# Downscaled bioclimatic indicators

Available for Europe, Central Africa and Northern Brazil

Alternative name: sis-biodiversity-era5-regional

**Information on Dataset:**
* Source: [Downscaled Bioclimatic Indicators](https://cds.climate.copernicus.eu/datasets/sis-biodiversity-era5-regional?tab=overview)
* Author:
* Resolution: 1 km x 1 km
* Notebook Version: 1.1 (Updated: December 17. 2024)

## 1. Specifying the paths and working directories

In [1]:
import os

''' ---- Hier die Verzeichnisse angeben ---- '''
download_folder = r".\data\sis-biodiversity-era5-regional\download"
working_folder = r".\data\sis-biodiversity-era5-regional\working"
geotiff_folder = r".\data\sis-biodiversity-era5-regional\geotiff"
csv_folder = r".\data\sis-biodiversity-era5-regional\csv"
output_folder = r".\data\sis-biodiversity-era5-regional\output"
''' ----- Ende der Eingaben ---- '''

os.makedirs(download_folder, exist_ok=True)
os.makedirs(working_folder, exist_ok=True)
os.makedirs(geotiff_folder, exist_ok=True)
os.makedirs(csv_folder, exist_ok=True)
os.makedirs(output_folder, exist_ok=True)
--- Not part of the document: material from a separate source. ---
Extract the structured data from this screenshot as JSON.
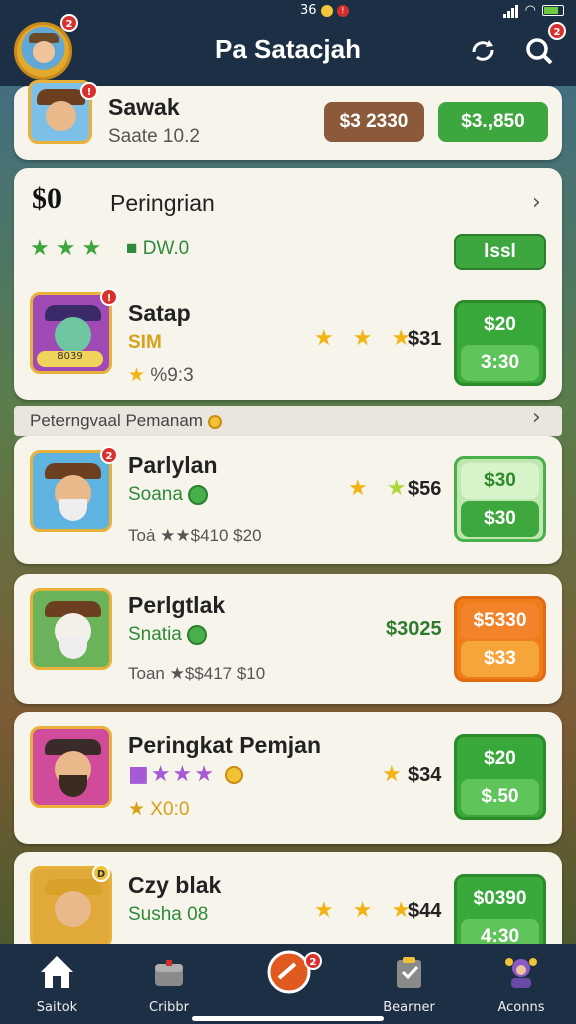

## 2. Download and Extract Dataset

### 2.1 Authentication

In [2]:
import cdsapi

def main():
    api_key = "fdae60fd-35d4-436f-825c-c63fedab94a4"
    api_url = "https://cds.climate.copernicus.eu/api"
    client = cdsapi.Client(url=api_url, key=api_key)
    return client

### 2.2 Request Definition and Download

In [3]:
# Define additional request fields to ensure the request stays within the file size limit.
# These coordinates were obtained using the BBox Extractor tool:
# https://str-ucture.github.io/bbox-extractor/

bbox_wgs84_deutschland = [56.0, 5.8, 47.2, 15.0]
bbox_wgs84_konstanz = [47.9, 8.9, 47.6, 9.3]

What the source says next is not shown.